Classical Spin: Tigran Mansurian/Kim Kashkashian

By alexander varty

Monodia (ECM New Series)

According to Armenian composer Tigran Mansurian, interviewed in his new CD's liner notes, the essence of his country's music "reveals itself in an extreme frugality of expressive means. Whether intonation, rhythm or the shaping of tone colours--everything is employed very sparingly." Traditional Armenian melodies, he adds, "shift as slowly and laboriously as the search for fertile soil among the jagged Armenian rocks".

We're lucky, then, that Mansurian is a modern Armenian, open to global influences and not bound by his culture's often tragic past. He's happy to take advantage of a variety of expressive means--Monodia's two CDs feature a violin concerto, a viola concerto, a duet for viola and soprano saxophone, and a piece for viola and four voices--and although some of his charts can be both jagged and rocky, they also move with the quicksilver speed of the information age.
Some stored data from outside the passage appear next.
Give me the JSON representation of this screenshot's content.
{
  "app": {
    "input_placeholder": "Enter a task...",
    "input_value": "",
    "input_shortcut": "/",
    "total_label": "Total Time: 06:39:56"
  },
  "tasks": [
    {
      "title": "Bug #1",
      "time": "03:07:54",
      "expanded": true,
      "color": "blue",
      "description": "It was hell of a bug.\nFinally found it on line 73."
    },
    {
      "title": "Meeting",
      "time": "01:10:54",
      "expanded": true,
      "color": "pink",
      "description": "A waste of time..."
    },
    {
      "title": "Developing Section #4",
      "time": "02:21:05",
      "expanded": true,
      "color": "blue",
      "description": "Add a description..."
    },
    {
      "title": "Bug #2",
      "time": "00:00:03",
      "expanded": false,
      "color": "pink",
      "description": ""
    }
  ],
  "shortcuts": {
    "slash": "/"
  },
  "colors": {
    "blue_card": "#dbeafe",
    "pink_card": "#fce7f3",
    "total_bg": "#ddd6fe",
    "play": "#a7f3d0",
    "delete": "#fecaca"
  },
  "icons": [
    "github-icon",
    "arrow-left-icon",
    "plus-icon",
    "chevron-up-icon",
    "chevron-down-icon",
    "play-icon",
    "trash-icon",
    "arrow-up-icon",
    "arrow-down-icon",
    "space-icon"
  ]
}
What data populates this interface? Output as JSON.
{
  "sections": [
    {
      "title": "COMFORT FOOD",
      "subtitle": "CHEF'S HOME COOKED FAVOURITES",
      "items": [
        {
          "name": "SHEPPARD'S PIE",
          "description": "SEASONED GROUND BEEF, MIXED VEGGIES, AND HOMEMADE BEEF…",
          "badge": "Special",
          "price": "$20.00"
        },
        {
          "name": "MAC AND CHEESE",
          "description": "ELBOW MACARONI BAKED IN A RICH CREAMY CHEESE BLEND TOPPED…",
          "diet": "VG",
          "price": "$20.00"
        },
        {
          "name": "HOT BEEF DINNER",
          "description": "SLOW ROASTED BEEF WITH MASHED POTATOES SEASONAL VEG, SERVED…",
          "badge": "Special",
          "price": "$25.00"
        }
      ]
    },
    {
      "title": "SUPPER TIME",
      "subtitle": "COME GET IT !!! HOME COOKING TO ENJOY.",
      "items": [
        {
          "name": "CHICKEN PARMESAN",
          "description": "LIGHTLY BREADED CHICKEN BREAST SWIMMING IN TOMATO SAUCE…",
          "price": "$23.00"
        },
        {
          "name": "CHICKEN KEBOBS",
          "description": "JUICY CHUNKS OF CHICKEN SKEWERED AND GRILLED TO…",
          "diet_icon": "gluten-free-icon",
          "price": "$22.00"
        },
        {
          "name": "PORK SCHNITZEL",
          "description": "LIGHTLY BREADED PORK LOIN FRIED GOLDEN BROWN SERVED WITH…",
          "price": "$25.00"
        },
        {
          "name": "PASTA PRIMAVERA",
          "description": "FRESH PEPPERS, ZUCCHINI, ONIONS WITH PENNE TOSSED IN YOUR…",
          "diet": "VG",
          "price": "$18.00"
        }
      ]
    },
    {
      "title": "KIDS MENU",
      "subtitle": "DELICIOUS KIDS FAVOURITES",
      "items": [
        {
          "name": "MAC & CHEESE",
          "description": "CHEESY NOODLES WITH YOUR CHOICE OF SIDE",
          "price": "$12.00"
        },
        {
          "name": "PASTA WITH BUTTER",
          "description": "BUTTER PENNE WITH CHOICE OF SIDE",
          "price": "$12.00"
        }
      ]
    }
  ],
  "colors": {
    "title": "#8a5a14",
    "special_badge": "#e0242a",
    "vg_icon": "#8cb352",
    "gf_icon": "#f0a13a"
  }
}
Typical of that is ...and then I was in time again, scored for Armenian-American violist Kim Kashkashian and the Münchener Kammerorchester. It's true that the overall pace of the work is more slow than not, and that its melodies have something of the keening quality typical of Armenian liturgical music. But emotionally, it can spin the listener from great heights of exaltation to bottomless despair in the course of a few short seconds. Though championed by Pierre Boulez, Mansurian does not share his Parisian mentor's technocratic bent; instead, he's concerned with finding sophisticated ways to project primal feelings of loss, sorrow, terror, and, occasionally, ecstatic peace.

That's especially obvious on Lachrymae, a haunting duo for Kashkashian and saxophonist Jan Garbarek. Here the resources really are few and the melodic material plain, but Mansurian frames them up as a kind of dialogue between hope and foreboding. Again, the music manages to be both harsh and eloquent; those stony fields lie deep in Mansurian's soul, but so too does a great deal of urbane intelligence.